O mineiro Ênio Junior, de 33 anos, técnico de manutenção de um supermercado em Sete Lagoas, contratou pela internet o pacote de viagem para ele, a mulher, Natália Pimenta, a cunhada Carine Pimenta e o sobrinho Wellington Pimenta. Eles chegaram ao Rio em um ônibus que saiu de Belo Horizonte com cinquenta passageiros.
Durante o tempo em que passaram na praia, Junior e seus familiares consumiram duas garrafas de uísque e cinco caixas de cerveja que trouxeram de casa. Após duas horas exposto ao sol, Wellington já exibia a pele tostada. “Vim aqui pra me queimar e pra beber”, disse ele, que via o mar pela primeira vez, assim como Carine.
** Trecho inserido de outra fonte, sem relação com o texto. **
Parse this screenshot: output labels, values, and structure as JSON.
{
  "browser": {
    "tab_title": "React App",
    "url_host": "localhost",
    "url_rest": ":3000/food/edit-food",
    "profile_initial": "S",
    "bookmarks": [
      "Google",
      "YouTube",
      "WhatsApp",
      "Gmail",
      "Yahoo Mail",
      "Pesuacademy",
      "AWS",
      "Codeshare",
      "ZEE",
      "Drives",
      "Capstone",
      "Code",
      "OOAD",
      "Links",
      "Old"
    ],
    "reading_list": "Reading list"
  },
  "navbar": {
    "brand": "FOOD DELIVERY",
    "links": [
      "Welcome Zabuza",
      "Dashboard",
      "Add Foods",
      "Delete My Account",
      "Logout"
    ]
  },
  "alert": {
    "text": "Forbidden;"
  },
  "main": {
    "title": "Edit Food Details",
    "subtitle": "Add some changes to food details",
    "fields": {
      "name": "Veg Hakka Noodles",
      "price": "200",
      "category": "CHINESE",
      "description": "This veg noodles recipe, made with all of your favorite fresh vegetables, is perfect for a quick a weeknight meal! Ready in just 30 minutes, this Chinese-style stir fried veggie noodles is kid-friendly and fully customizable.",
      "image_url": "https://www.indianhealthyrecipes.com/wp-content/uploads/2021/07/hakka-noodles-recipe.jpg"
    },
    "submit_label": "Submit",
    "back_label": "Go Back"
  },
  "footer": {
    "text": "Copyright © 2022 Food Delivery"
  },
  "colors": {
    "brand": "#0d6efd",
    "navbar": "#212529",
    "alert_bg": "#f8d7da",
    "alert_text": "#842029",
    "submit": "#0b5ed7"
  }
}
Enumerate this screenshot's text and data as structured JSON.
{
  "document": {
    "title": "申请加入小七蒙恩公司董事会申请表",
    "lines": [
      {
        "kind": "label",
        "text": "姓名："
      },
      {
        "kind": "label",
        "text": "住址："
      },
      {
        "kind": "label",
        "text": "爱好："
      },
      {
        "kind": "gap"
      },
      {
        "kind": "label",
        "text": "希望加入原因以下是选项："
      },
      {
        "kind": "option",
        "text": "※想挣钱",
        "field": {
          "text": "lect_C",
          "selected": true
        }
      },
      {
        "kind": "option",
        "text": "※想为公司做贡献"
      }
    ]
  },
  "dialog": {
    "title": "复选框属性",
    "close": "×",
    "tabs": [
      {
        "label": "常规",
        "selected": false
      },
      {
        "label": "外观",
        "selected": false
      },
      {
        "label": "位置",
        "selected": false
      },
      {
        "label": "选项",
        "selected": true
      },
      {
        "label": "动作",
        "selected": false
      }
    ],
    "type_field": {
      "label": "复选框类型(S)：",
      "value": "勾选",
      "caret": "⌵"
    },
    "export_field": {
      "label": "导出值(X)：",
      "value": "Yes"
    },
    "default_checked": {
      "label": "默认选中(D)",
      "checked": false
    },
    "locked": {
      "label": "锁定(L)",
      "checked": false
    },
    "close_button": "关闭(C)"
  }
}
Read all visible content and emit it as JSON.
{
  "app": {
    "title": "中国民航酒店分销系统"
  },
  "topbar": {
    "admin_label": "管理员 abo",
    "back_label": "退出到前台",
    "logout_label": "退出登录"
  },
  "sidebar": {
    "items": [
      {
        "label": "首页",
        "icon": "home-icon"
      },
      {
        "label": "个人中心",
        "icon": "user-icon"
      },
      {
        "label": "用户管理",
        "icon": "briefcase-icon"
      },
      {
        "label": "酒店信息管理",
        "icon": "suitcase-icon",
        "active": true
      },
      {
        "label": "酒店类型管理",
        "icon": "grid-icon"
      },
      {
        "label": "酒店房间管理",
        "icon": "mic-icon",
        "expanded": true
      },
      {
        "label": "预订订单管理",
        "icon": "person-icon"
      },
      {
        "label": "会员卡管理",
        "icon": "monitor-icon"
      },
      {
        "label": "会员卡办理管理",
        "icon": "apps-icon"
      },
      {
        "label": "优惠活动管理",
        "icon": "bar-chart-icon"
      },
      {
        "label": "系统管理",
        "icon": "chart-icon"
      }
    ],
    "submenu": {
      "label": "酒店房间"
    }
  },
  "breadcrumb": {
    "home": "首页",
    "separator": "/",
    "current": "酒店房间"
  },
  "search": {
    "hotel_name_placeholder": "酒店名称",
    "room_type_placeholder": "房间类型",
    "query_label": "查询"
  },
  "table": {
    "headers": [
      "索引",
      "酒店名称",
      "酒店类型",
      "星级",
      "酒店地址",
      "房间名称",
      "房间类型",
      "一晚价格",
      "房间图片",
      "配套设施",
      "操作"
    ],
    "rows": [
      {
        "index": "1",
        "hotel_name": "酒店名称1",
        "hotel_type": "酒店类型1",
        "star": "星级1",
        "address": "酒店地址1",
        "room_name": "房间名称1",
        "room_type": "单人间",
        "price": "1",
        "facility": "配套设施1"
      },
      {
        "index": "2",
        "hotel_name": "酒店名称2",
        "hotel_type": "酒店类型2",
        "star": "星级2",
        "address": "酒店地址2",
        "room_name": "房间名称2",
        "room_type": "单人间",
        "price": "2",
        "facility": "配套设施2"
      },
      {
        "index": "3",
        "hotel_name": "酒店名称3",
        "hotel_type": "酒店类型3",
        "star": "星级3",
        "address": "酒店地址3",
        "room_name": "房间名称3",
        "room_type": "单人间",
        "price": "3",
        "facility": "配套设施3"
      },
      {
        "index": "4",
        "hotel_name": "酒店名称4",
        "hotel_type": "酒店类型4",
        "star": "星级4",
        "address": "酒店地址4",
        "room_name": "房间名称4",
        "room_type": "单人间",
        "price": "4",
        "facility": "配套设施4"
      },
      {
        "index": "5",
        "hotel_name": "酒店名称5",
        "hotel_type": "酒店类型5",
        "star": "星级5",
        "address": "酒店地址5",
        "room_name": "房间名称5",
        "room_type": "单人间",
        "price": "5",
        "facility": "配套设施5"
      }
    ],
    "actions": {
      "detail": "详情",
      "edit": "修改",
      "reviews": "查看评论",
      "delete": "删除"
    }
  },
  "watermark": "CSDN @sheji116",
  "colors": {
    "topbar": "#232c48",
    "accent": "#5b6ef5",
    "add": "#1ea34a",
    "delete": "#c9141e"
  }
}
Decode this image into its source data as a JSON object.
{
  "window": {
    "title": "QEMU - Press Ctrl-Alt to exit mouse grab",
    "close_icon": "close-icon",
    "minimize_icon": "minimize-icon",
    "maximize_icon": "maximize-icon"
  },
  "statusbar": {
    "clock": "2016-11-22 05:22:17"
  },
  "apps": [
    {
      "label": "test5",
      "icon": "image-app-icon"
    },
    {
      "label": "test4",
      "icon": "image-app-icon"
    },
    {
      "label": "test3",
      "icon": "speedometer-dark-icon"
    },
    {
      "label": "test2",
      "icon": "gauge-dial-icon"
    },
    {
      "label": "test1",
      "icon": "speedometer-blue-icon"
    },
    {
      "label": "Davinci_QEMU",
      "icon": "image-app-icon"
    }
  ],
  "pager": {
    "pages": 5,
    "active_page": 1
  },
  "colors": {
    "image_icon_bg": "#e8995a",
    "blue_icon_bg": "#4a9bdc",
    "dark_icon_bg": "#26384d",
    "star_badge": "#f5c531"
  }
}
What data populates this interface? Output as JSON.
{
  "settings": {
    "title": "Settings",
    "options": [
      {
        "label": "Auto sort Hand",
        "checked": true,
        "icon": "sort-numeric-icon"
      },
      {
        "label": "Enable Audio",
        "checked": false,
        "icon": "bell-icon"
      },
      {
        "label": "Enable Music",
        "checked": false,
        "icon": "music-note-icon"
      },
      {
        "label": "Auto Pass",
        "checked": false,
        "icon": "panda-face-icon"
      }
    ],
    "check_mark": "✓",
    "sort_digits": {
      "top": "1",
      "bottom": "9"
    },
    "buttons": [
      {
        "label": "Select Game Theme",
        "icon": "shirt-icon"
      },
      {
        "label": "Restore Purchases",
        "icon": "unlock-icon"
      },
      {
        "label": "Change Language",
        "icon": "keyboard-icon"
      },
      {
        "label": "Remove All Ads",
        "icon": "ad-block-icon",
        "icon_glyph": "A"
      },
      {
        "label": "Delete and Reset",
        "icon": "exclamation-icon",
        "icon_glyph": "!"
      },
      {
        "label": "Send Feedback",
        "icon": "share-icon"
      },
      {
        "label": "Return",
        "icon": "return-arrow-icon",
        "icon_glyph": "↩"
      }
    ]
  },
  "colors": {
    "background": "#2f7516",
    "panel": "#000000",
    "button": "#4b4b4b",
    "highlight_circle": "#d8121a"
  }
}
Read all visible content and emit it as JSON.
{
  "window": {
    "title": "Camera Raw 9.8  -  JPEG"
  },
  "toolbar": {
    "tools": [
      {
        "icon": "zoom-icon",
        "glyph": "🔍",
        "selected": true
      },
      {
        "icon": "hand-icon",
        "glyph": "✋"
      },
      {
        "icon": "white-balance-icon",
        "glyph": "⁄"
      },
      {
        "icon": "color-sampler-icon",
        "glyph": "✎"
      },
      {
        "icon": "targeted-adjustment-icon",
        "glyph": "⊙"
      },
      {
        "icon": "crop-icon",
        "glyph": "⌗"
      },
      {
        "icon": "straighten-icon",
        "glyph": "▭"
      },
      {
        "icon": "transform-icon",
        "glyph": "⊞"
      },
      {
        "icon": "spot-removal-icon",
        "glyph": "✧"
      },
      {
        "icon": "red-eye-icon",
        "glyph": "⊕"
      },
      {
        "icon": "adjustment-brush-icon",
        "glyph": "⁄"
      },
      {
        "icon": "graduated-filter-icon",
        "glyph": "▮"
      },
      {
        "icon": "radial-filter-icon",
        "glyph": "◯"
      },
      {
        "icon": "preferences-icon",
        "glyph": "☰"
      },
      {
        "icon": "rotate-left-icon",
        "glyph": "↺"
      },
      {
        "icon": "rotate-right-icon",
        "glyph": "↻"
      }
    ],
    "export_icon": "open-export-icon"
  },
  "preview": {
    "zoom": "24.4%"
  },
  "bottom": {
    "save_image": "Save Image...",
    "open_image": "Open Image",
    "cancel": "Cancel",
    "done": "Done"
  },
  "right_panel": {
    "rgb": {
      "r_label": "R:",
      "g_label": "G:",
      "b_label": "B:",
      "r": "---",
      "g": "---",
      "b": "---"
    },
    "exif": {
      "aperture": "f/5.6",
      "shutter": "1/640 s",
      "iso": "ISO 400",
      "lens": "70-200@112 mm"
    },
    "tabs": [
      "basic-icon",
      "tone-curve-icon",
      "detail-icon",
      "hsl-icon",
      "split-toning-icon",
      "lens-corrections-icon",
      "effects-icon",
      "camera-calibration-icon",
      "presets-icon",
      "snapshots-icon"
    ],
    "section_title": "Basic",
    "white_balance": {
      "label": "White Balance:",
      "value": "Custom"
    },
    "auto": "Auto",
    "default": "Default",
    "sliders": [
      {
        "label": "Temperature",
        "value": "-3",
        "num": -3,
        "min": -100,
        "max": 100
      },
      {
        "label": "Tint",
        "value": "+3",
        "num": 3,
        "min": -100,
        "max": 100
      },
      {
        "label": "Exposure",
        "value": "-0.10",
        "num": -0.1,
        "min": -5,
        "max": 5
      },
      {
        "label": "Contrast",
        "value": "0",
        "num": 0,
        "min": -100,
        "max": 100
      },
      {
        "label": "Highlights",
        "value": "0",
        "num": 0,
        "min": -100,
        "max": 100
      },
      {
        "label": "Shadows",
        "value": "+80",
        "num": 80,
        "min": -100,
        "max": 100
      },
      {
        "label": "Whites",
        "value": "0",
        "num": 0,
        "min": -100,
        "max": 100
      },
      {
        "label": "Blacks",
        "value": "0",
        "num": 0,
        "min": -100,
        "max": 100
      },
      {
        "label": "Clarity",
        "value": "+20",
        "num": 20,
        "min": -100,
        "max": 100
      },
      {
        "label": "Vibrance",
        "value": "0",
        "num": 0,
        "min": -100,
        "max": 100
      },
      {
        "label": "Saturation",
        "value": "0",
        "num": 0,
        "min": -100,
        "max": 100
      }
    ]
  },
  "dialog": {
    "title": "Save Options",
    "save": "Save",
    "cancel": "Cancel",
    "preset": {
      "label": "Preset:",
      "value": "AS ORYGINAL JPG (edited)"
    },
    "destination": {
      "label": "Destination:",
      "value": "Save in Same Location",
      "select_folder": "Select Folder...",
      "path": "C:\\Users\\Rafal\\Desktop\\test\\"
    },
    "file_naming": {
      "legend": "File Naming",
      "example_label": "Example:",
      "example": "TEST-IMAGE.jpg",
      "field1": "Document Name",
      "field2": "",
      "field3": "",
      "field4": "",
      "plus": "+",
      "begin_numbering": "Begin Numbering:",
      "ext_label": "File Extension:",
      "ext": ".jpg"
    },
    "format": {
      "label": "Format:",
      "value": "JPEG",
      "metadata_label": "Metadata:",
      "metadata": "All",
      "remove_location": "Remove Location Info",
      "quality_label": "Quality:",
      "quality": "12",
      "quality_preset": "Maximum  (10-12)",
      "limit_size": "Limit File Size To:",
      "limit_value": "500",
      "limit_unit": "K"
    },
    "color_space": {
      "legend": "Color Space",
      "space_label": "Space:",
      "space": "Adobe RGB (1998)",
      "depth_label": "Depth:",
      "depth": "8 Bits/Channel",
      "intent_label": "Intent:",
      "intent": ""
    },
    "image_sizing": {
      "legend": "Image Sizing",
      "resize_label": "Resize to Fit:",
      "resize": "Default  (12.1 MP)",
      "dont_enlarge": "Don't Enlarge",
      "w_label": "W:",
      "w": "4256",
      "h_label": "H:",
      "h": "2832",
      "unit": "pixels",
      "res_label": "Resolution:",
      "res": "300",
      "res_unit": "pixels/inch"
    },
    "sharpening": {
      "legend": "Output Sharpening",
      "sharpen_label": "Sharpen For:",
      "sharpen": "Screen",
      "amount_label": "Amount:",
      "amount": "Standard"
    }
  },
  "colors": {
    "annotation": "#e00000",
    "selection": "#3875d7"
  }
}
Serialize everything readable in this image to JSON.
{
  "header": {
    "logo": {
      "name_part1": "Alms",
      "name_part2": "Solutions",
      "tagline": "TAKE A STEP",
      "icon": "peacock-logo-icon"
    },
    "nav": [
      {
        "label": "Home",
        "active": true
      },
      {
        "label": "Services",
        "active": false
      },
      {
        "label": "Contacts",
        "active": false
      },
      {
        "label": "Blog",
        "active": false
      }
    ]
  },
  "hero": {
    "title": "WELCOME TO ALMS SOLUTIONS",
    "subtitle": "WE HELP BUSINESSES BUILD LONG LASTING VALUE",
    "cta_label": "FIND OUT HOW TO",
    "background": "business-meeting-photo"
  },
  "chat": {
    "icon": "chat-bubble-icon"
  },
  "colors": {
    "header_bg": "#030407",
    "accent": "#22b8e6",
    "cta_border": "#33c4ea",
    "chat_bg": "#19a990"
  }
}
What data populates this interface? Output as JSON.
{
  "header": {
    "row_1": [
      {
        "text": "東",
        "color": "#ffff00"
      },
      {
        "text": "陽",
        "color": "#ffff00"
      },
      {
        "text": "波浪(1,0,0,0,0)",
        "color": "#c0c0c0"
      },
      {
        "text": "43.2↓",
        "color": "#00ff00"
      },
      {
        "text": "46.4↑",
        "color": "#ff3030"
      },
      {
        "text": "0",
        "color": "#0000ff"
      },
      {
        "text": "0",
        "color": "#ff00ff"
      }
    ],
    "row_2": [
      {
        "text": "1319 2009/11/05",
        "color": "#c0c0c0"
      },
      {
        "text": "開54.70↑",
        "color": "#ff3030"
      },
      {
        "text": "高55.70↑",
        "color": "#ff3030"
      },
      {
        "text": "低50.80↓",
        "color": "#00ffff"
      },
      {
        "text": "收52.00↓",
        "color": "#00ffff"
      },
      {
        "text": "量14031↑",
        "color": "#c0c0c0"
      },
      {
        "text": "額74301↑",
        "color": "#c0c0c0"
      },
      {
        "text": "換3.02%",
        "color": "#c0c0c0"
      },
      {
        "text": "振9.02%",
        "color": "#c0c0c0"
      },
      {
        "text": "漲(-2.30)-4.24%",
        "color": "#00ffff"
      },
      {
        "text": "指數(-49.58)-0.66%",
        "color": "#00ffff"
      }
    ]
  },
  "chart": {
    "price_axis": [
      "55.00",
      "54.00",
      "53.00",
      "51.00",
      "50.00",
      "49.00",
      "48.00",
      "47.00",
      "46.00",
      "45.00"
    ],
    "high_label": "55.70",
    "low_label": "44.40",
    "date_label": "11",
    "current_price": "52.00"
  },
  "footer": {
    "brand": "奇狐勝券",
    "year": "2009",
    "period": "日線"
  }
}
Os dois não sabiam nadar e usaram a mesma palavra para expressar o que sentiram diante da imensidão do oceano: “Liberdade.”
Alex Júnior, de 18 anos, funcionário de uma fábrica de sofás em Piraúba, Minas Gerais, não conteve o espanto diante do mar. “É muito maior do que Bichinho de Luz”, exclamou, referindo-se à represa perto de sua cidade onde costuma passear com os amigos.